The adviser made the call in India's annual economic survey and recommended families ‍promote ​screen-time limits, device-free hours and shared offline activities.

"Policies on age-based access limits may be considered, as younger users are more vulnerable to compulsive use and harmful content," the adviser, V. ⁠Anantha Nageswaran, wrote in the survey.

"Platforms should be made responsible for ‌enforcing age verification and age-appropriate defaults," he added.

India, a key growth market for social media apps, does not have a ⁠unified national minimum ‍age for social media access. The country is also the No. 2 smartphone market in the world with 750 million devices, and has 1 billion internet users.

The recommendations of the adviser are not binding on the Indian ‍government, but are typically considered seriously in policy deliberations by ‌Prime Minister Narendra Modi's administration.

BIG MARKET FOR SOCIAL MEDIA

Facebook operator Meta, YouTube-parent Alphabet and X did not immediately respond to requests for comment.

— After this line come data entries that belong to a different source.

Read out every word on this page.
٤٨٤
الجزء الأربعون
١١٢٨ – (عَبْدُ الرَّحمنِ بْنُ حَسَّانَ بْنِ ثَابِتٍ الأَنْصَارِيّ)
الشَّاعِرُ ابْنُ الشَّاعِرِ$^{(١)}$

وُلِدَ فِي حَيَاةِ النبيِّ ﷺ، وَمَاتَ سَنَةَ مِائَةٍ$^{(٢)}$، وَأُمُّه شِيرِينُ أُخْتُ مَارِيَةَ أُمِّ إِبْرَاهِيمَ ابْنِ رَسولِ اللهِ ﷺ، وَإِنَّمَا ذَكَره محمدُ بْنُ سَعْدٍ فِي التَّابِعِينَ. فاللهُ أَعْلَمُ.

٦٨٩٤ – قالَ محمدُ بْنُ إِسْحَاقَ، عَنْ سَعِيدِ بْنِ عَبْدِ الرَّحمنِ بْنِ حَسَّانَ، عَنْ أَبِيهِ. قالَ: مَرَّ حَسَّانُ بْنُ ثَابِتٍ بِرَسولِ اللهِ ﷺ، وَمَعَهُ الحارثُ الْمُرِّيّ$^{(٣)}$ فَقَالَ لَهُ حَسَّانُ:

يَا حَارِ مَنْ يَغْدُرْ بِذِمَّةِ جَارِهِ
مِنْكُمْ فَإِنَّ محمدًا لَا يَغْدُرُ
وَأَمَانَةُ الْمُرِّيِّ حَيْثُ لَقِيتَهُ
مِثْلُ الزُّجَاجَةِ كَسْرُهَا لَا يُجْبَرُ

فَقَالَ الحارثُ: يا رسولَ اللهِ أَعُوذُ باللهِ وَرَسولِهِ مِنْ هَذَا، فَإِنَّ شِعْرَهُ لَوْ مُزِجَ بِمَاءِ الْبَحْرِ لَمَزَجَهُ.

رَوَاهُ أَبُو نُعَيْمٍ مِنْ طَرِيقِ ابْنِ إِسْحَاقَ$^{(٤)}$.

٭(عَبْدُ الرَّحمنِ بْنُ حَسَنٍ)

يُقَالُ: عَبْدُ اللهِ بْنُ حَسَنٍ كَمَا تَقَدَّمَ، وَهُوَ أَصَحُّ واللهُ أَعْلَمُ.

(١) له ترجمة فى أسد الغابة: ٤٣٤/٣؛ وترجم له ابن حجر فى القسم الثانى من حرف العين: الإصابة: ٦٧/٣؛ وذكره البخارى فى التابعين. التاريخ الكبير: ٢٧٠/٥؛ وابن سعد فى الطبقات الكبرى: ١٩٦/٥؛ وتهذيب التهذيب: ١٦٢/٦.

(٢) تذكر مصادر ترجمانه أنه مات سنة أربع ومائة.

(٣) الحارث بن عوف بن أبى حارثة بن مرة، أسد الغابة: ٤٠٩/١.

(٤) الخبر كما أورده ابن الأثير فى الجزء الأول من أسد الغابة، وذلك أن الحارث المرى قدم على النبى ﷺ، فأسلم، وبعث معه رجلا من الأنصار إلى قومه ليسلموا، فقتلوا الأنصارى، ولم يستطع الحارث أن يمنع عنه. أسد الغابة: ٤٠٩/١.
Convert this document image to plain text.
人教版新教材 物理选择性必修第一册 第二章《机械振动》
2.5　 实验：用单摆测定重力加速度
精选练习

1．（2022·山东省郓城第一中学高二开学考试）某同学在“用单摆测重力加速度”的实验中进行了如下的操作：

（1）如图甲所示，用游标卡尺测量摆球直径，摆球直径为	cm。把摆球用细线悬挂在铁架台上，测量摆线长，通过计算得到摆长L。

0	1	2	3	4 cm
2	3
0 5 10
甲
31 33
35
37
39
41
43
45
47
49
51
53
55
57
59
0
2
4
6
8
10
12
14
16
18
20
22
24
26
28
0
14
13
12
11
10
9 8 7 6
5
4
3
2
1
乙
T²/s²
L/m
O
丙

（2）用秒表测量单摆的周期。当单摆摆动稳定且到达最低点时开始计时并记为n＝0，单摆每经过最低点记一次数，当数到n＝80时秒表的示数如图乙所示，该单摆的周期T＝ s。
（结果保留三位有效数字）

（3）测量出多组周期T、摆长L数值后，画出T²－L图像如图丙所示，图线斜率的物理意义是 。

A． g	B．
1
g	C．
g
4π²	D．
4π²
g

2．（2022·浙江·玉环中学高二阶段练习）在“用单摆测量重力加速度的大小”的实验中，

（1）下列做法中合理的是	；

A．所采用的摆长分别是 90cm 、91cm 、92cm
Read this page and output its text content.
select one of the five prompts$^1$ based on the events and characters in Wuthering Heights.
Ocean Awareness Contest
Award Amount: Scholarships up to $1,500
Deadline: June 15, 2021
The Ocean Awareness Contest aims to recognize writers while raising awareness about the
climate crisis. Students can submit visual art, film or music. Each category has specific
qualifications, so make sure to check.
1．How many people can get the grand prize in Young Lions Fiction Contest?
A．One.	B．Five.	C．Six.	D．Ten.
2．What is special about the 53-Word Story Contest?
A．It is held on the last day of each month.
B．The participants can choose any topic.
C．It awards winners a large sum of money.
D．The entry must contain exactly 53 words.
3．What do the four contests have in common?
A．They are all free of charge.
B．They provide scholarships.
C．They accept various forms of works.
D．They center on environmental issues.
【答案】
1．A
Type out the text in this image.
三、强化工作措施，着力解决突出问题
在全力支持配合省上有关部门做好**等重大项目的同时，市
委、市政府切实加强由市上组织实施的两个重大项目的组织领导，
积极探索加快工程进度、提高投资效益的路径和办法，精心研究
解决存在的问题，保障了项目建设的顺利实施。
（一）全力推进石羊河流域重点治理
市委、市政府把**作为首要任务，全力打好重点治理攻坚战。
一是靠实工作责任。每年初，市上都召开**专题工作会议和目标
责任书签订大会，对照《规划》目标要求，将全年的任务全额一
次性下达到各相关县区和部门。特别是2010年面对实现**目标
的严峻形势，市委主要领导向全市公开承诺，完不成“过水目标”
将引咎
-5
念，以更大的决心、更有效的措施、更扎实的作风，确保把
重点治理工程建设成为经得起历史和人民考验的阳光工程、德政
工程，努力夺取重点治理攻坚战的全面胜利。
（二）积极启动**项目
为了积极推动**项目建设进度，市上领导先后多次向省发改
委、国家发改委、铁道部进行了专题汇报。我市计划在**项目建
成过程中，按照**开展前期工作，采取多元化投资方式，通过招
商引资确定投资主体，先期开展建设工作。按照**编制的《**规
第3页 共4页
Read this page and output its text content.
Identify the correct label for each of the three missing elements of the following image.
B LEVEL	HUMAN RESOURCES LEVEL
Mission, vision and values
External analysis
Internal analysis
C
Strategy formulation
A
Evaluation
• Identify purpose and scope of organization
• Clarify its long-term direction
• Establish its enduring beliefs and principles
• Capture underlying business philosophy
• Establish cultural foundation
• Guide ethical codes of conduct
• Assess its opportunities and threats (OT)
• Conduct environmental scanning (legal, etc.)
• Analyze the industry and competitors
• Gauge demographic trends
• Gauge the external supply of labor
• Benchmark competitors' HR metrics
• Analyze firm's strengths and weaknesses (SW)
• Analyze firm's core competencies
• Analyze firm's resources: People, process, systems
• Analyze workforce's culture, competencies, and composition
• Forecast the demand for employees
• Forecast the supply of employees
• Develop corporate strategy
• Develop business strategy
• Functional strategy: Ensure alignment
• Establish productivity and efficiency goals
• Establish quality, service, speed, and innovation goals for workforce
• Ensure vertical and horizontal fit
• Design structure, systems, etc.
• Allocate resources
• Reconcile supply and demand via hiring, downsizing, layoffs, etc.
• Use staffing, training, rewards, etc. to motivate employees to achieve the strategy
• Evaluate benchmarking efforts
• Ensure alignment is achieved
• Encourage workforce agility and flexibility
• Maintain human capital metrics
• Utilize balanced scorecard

Cheap telecom data plans in recent years have increased usage of social media apps.

Among the youth who use a smartphone, over half reported using digital platforms for education, and around 75 per cent use them for social media, the survey report said.

"Digital addiction negatively affects academic performance and workplace productivity due to distractions, ‘sleep debt’, and reduced focus," Nageswaran said.

The federal recommendation also follows growing ‌momentum among Indian states to regulate screen time. The coastal state of Goa and southern state Andhra Pradesh recently announced they are studying Australia's regulatory framework to potentially ban social media for children.

Meta has previously said it supports laws ​which require parental oversight but that "governments considering bans should be careful not to push teens toward less safe, unregulated sites."

(Reporting by Manoj Kumar, Aditi Shah, Arpan Chaturvedi, Munsif Vengattil; Editing by Aditya Kalra, Christopher Cushing and Neil Fullick)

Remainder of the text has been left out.